«Борода Ивана»: видеоэссе Пьера Леона

«Иван Грозный», Сергей Эйзенштейн, 1944
«Иван Грозный», Сергей Эйзенштейн, 1944

В фильме-эссе «Борода Ивана» французский режиссер Пьер Леон занимается удивительным монтажом — совмещает кадры эйзенштейновского «Ивана Грозного», пырьевского «Сказания о земле Сибирской» с выдержками из знаменитой кремлевской беседы о судьбе второй серии «Грозного». О том как комичное замечание о бороде русского царя становится ключевым символом советского кино середины XX века рассказывает Максим Селезнёв.

Двое взбегают по лестнице на деревянную башню и устремляют горящие взоры куда-то перед собой, за границы кадра. Что именно они видят? Нам не покажут. Резкий сдвиг внимания со зрелища или действия на восхищенное созерцание — прием типичный для сталинского кинематографа. Не столь важен объект желания, будь то природные просторы, великая социалистическая стройка или лик вождя. Главное — гипнотическая красота в глазах смотрящего. Ведь именно она придает силы каким угодно иллюзиям.

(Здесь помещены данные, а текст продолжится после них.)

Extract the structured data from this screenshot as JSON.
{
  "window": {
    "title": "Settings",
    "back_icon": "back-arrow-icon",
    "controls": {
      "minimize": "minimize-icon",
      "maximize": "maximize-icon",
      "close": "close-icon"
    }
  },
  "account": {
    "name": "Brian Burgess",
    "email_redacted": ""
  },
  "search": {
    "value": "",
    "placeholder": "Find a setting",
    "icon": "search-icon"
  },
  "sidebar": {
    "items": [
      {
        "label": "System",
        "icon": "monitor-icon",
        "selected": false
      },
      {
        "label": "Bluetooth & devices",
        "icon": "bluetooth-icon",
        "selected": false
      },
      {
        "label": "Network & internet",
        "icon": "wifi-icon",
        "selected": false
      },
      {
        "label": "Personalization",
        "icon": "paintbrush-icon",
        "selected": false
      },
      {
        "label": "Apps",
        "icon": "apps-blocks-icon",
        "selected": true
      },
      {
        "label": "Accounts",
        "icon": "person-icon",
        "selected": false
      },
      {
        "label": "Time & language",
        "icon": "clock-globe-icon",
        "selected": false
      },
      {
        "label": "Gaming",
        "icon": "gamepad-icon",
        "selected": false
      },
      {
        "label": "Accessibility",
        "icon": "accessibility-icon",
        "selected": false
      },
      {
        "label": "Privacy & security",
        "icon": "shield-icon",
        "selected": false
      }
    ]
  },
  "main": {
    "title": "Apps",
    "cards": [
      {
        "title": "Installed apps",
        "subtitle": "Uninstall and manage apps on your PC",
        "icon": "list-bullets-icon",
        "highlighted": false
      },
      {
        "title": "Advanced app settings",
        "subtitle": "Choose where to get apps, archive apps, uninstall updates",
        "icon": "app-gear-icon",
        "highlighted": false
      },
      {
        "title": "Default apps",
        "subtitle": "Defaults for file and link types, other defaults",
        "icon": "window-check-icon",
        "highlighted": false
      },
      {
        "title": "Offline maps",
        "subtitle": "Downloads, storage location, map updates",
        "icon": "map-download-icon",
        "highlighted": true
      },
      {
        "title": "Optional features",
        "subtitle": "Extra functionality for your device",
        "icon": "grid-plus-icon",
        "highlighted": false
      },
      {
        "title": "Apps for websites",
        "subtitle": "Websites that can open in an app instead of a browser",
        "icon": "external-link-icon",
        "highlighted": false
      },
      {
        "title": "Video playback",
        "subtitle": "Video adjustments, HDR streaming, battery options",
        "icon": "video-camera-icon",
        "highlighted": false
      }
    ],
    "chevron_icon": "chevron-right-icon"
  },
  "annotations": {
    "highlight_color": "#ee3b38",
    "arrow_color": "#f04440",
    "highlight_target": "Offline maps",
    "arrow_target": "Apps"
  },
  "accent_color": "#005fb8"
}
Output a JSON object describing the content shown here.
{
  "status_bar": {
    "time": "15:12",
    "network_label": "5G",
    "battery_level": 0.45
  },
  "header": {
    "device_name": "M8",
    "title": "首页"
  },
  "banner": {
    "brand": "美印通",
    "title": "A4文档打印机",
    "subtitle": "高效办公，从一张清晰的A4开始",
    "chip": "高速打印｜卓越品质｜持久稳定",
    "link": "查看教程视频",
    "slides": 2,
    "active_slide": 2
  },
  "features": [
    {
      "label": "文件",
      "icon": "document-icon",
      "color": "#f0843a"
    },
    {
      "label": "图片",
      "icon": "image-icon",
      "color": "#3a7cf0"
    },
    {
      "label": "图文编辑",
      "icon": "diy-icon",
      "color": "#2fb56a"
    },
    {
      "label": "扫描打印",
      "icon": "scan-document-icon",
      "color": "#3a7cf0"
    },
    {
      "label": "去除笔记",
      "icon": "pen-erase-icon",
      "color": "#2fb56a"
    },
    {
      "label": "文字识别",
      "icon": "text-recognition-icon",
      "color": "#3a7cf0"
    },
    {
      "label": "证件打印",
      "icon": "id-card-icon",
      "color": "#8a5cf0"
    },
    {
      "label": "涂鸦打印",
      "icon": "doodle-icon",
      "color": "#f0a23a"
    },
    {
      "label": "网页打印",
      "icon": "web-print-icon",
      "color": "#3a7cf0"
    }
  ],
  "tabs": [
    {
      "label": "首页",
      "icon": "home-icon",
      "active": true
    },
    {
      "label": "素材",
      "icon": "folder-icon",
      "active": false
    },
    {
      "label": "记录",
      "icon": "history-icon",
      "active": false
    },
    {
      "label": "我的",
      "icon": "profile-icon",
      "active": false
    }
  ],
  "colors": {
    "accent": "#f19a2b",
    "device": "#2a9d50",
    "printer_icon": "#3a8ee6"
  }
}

Но пройдет лишь несколько секунд видео как произойдет переход. От фильма «Сказание о земле Сибирской» Ивана Пырьева к «Ивану Грозному» Сергея Эйзенштейна. От выдуманных (совместно, глазами Дружникова и Ладыниной, глазами зрителей) сибирских просторов к «сводам и подвалам, где нет свежего воздуха». От триумфальной премьеры «Сказания» к тому самому приему в кремлевском кабинете. Иронично, но переход вполне в духе Пырьева, чьи герои вечно стремятся из столицы на окраину и наоборот.

Искусство кино, 1947, № 1
«Сказание о земле Сибирской», Иван Пырьев, 1948
«Иван Грозный», Сергей Эйзенштейн, 1944

Судьба второй серии «Ивана Грозного», короткая, драматичная беседа в Кремле между Эйзенштейном, Николаем Черкасовым (исполнителем роли Ивана), Молотовым, Ждановым и Сталиным, а также пресловутое «Постановление о кинофильме „Большая жизнь“» — все это, пожалуй, самый яркий эпизод в истории послевоенного сталинского кинематографа.

О ситуации вокруг фильма написано множество работ, самому фильму дано множество трактовок — от тех, что видят парадоксальную убедительность прославления власти (Ромер, Юзовский), до тех, что по-разному подмечают подрывную деятельность Эйзенштейна: в рамках жанра, в рамках всего сталинского кинематографа (Добренко, Клейман):

Эрик Ромер

«Эйзенштейн доходит в прославлении государственных интересов до парадокса <...> Он ярко высвечивает сам этот парадокс и убеждает нас — да, он нас убеждает — самой силой этого парадокса».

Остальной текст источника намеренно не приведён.